The syntax would be easy, as you said you'd just specify the element you want by index.

The problem is how much more complexity it would add to the logic. Since it should be entirely backwards compatible, I'd be happy to accept a PR if the implementation is relatively streamlined.

Just to chime in on a common request, I certainly would appreciate the possibility to says something like

stuff.json(exclude={"*": {"field"}})

where the * would mean all elements of the top-level list.

I'm not sure if this should be put in a separate issue, but we were able to exclude lists, though its not pretty cause we're building the exclude value to match the length of the list. It appears to be working as expected, however we get errors from mypy. Example script:

from pydantic import BaseModel
from typing import List

class Widget(BaseModel):
    foo: int
    bar: str

class LottaWidgets(BaseModel):
    name: str
    widgets: List[Widget]

widget_list = []

for i in range(10):
    widget_list.append(Widget(foo=i, bar=f'widget-{i}'))

x = LottaWidgets(name='things', widgets=widget_list)

exclude_widget_foo = {'widgets':
    {i: {'foo'} for i in range(len(x.widgets))}
}
print(x.json(
    exclude=exclude_widget_foo
))

# output > {"name": "things", "widgets": [{"bar": "widget-0"}, {"bar": "widget-1"}, {"bar": "widget-2"}, {"bar": "widget-3"}, {"bar": "widget-4"}, {"bar": "widget-5"}, {"bar": "widget-6"}, {"bar": "widget-7"}, {"bar": "widget-8"}, {"bar": "widget-9"}]}

However we're seeing the following from mypy:

foo.py:24: error: Argument "exclude" to "json" of "BaseModel" has incompatible type "Dict[str, Dict[int, Set[str]]]"; expected "Union[AbstractSet[Union[int, str]], Dict[Union[int, str], Any], None]"

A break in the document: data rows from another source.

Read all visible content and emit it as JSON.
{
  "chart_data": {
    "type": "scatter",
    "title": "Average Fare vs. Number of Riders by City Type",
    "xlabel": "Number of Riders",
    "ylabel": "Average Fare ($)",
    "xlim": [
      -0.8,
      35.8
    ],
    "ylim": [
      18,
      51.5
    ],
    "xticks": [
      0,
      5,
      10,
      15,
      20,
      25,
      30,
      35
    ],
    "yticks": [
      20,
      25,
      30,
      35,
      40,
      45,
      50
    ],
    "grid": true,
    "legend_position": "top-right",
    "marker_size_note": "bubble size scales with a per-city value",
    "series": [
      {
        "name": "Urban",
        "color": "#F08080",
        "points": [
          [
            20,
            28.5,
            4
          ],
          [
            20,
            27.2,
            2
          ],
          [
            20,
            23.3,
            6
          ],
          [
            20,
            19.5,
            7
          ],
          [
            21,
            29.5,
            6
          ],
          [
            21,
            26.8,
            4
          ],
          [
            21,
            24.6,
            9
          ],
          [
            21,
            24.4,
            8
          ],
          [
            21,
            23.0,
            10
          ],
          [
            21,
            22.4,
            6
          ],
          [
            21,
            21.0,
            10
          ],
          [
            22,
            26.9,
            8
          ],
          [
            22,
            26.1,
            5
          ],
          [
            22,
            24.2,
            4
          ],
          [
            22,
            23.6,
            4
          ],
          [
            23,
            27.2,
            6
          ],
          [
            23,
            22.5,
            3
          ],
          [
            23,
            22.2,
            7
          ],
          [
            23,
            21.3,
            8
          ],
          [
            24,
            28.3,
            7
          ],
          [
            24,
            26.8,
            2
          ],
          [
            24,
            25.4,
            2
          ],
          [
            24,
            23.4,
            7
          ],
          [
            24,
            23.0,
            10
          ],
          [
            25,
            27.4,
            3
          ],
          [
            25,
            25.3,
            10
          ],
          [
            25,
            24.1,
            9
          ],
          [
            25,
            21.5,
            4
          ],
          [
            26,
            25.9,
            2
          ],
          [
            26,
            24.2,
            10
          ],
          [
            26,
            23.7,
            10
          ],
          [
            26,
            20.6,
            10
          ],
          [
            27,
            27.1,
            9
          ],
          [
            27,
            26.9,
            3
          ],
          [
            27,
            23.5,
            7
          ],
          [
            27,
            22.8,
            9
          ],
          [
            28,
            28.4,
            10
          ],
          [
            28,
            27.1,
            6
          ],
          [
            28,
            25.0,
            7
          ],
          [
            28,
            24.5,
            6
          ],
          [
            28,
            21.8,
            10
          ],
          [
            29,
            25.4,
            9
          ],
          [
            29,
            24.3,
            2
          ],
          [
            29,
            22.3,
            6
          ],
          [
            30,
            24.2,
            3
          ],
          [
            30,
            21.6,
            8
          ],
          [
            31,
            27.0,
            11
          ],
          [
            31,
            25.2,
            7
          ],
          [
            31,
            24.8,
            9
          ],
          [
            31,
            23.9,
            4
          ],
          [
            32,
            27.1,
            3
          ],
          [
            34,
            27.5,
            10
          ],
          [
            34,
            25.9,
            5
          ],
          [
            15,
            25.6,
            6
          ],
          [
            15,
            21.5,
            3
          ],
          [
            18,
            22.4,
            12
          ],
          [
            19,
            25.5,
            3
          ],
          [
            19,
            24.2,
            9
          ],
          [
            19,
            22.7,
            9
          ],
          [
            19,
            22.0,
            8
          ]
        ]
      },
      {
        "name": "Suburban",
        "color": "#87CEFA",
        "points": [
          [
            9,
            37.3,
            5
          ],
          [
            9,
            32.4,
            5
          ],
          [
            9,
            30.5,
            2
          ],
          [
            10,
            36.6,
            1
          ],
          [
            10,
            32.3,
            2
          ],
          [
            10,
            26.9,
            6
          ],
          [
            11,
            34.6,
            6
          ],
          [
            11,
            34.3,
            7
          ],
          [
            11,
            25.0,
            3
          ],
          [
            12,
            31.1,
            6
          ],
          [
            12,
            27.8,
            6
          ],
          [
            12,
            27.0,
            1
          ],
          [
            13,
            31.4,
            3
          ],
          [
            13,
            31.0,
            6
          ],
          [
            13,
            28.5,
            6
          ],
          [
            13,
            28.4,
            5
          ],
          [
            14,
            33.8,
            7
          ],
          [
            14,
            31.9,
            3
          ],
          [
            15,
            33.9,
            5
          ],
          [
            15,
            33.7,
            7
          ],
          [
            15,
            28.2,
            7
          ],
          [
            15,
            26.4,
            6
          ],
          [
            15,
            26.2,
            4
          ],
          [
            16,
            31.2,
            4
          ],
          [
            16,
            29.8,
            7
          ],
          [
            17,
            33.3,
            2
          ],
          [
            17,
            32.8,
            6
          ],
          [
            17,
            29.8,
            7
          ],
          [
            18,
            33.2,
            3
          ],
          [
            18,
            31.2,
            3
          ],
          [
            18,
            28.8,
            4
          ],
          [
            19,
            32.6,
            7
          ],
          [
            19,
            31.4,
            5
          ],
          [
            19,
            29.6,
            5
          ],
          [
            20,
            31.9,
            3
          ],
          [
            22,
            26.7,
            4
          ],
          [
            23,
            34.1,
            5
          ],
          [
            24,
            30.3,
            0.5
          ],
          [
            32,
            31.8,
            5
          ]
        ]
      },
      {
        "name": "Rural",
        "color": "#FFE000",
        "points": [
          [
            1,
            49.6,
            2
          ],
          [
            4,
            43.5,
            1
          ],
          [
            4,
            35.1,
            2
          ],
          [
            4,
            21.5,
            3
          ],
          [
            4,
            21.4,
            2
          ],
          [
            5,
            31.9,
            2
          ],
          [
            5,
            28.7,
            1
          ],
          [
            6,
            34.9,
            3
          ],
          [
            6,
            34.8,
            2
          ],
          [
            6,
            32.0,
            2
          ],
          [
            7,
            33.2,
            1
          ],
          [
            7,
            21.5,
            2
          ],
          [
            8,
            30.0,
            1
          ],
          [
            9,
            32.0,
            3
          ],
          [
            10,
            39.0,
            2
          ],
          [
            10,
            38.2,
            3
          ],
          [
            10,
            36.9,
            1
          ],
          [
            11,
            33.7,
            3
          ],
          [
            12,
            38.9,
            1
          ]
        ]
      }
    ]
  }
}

This appears to be a mypy error, but I wanted to report it here as well.

Environment details:

$ cat mypy.ini
[mypy]
plugins = pydantic.mypy

$ pip freeze
mypy==0.770
mypy-extensions==0.4.3
mypy-r==0.0.0
pydantic==1.4
typed-ast==1.4.1
typing-extensions==3.7.4.1

$ python --version
Python 3.7.6

https://github.com/python/mypy/issues/8554#issuecomment-600922299

This is because Dict is invariant. See https://mypy.readthedocs.io/en/stable/common_issues.html#invariance-vs-covariance. You probably want to use Mapping for argument types.

I'd be lying if I said I understood what they mean, but given that mypy says its intended behavior, does the type hinting in pydantic need to change?

1286 addresses this issue (use the "__all__" string instead of individual indexes), but excludes for sequences are modified by ValueItems so they cannot be reused.

For example, dictionaries are changed from:
{"__all__": some_excludes}
to:
{0 : some_excludes, 1 : some_excludes, ...}.

This means the same exclude dictionary or set cannot be used multiple times with different model instances unless they have the same number of items in the list. I think it would be more practical if ValueItems used a shallow copy of the items it receives, instead of directly modifying the exclude dictionary.